23. Controlling emotions
Small things can take you out of your ‘comfort zone’, e.g. a foul, a referee or umpire decision, a tackle, a bad pass or shot etc. By practicing the above strategies, (e.g. control the controllables – ignore the rest, stay in the now etc) you will give yourself the best opportunity to stay emotionally in control. By being emotionally in control, you will maximise the chance of making better decisions.
24. Play every ball like it’s the last you ever play
Some players who are about to stop playing competitively, or come toward the end of their career, start playing really well. How would you play if it was your last game? Would you have no fear or worry? Would you just enjoy the game? Would you play the best you’ve ever and feel like you’re enjoying your sport more than ever?
25. Enjoy the ride
Understand that the journey to achieve your goal is a long one. Don’t let it pass you by just focusing on the outcome. By enjoying moments every day, not only will you enjoy the ride much more, you will end up reaching your goal quicker, and in a better frame of mind too!

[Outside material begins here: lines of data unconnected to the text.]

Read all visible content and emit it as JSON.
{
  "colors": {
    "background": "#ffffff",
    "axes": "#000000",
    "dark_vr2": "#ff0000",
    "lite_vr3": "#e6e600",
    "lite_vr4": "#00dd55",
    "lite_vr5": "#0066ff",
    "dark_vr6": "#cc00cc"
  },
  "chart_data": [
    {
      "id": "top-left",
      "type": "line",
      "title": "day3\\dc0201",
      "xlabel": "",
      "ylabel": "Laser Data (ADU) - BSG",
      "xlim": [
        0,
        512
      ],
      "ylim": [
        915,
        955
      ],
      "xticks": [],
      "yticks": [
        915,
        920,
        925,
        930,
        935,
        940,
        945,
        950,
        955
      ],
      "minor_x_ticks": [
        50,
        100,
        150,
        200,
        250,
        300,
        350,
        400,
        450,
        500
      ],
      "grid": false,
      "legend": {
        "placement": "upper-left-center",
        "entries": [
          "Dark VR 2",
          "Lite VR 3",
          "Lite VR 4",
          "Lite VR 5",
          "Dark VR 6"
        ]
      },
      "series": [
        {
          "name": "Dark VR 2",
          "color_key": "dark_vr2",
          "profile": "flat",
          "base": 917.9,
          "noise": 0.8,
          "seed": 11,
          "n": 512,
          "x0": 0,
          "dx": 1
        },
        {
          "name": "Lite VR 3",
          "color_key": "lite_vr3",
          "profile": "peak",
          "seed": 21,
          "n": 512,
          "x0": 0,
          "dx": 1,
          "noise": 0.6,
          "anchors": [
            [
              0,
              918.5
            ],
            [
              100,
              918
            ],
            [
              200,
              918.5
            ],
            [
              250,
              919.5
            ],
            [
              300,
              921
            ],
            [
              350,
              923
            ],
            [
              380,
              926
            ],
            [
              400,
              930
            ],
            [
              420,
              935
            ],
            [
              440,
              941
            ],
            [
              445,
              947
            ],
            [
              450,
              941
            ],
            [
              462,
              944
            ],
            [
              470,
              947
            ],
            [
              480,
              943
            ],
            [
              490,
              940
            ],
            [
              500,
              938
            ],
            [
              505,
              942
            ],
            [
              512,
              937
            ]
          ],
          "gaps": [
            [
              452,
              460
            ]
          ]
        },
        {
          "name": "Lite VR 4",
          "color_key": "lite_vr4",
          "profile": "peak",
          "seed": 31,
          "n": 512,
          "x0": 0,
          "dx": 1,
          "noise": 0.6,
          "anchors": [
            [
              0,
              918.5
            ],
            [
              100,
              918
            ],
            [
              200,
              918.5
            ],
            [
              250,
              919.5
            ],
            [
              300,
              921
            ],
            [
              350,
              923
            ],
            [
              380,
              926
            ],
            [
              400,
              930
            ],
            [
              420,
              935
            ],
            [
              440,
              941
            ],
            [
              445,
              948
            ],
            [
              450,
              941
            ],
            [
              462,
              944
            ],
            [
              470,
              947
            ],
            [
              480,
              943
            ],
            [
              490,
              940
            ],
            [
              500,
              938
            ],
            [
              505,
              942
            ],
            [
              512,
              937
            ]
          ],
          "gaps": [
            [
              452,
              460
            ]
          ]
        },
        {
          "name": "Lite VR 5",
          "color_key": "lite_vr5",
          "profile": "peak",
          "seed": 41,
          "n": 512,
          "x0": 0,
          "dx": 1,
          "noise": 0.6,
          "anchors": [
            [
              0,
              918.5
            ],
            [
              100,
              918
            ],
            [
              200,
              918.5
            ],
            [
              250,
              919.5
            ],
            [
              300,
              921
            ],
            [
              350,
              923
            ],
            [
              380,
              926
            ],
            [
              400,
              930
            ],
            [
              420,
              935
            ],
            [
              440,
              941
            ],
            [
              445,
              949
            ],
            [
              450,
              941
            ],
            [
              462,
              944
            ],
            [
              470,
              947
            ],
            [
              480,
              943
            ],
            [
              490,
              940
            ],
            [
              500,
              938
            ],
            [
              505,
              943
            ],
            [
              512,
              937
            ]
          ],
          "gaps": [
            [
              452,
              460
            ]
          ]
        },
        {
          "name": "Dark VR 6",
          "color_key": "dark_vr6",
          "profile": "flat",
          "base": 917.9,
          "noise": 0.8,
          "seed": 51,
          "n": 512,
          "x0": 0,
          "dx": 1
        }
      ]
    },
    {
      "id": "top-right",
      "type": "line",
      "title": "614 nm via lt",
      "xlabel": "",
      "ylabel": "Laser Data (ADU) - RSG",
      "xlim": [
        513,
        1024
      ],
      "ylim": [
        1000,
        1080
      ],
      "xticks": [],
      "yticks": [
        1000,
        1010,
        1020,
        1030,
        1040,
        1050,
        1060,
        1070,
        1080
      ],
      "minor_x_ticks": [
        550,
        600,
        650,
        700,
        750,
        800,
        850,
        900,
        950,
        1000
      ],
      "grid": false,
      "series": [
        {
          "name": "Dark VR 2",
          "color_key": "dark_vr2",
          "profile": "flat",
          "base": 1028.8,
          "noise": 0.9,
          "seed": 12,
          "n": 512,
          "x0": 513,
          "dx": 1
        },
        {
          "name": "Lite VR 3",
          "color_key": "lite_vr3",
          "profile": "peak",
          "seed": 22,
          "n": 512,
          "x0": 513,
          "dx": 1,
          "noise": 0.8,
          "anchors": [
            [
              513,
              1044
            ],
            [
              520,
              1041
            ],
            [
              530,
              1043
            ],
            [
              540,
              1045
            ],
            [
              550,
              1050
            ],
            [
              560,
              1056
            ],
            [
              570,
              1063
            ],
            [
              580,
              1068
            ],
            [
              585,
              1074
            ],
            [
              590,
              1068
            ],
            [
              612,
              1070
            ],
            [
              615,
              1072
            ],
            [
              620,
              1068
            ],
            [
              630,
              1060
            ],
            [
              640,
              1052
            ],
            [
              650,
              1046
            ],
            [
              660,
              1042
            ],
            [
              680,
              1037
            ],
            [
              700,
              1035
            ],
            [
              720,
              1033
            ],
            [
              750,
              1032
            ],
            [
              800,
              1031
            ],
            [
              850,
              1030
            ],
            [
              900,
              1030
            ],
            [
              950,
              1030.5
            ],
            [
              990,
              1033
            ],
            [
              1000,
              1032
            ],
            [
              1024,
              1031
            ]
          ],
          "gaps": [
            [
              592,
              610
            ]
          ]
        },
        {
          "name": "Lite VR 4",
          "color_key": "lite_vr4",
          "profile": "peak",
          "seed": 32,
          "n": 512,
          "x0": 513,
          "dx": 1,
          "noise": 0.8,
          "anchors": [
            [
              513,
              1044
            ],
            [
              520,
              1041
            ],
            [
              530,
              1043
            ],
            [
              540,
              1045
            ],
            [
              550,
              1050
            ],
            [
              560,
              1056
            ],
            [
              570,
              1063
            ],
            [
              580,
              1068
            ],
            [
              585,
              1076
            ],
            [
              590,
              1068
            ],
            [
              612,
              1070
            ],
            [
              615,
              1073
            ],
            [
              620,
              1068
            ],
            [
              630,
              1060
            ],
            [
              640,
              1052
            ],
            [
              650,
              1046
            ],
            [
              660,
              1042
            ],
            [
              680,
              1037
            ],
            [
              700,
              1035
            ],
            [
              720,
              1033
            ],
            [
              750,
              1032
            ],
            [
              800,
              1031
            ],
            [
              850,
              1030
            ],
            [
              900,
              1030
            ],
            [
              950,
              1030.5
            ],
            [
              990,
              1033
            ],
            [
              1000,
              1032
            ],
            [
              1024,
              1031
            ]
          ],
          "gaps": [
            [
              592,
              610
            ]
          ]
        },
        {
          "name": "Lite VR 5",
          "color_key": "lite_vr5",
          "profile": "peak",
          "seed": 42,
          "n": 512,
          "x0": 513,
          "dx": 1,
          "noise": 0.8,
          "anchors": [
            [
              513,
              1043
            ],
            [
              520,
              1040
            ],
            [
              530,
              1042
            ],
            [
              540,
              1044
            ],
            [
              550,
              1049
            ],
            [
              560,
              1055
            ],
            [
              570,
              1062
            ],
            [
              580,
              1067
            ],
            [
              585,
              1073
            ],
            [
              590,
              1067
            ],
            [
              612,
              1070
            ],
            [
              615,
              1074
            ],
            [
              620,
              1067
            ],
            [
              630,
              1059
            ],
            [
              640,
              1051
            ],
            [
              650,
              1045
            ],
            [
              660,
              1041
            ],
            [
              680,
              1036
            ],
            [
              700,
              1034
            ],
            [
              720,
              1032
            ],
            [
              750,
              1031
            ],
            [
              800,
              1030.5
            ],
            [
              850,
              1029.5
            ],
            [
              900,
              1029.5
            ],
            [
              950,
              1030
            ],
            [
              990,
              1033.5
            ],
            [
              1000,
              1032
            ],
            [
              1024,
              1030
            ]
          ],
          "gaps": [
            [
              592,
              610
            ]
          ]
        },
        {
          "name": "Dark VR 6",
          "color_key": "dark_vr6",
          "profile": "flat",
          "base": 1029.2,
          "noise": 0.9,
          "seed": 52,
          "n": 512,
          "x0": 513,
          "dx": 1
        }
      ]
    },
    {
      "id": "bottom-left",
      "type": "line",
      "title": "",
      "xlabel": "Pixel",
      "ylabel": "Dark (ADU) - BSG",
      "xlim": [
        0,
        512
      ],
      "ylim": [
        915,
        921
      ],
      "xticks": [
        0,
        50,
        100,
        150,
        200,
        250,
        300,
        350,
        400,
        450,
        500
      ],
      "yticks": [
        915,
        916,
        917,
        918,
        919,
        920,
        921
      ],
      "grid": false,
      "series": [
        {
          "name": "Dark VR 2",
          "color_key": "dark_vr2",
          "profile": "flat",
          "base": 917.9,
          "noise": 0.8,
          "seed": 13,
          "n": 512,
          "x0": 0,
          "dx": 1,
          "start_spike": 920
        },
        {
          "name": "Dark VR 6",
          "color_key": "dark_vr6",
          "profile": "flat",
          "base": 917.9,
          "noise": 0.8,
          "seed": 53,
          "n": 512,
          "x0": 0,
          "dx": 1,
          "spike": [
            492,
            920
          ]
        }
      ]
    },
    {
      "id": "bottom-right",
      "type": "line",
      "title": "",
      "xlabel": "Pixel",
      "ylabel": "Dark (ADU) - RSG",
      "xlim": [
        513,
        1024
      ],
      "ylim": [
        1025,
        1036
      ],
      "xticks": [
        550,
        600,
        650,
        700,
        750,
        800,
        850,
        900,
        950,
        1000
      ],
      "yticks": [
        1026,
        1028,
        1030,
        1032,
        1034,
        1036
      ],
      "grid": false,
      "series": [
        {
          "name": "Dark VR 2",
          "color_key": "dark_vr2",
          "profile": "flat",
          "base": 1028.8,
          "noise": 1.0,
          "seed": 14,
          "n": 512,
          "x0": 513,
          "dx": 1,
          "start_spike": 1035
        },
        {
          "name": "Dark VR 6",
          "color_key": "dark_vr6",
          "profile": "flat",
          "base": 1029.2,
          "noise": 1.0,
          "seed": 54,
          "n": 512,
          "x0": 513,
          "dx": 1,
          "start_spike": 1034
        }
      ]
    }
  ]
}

With all these options, practice in both training and competition. Remember to have patience in your game plan and strategy and remind yourself constantly on your plan
“Pressure’s a Privilege” Billie Jean King
Summary
Expect and embrace pressure. It’s part and parcel of elite level sport. If you want to do anything at an elite level it’s there waiting for you, and it’s great. Develop the attitude “Yes it’s pressure and I can deal with it”. Pressure tells you you’re where you want to be. Embrace it – “Feel the fear and do it anyway!”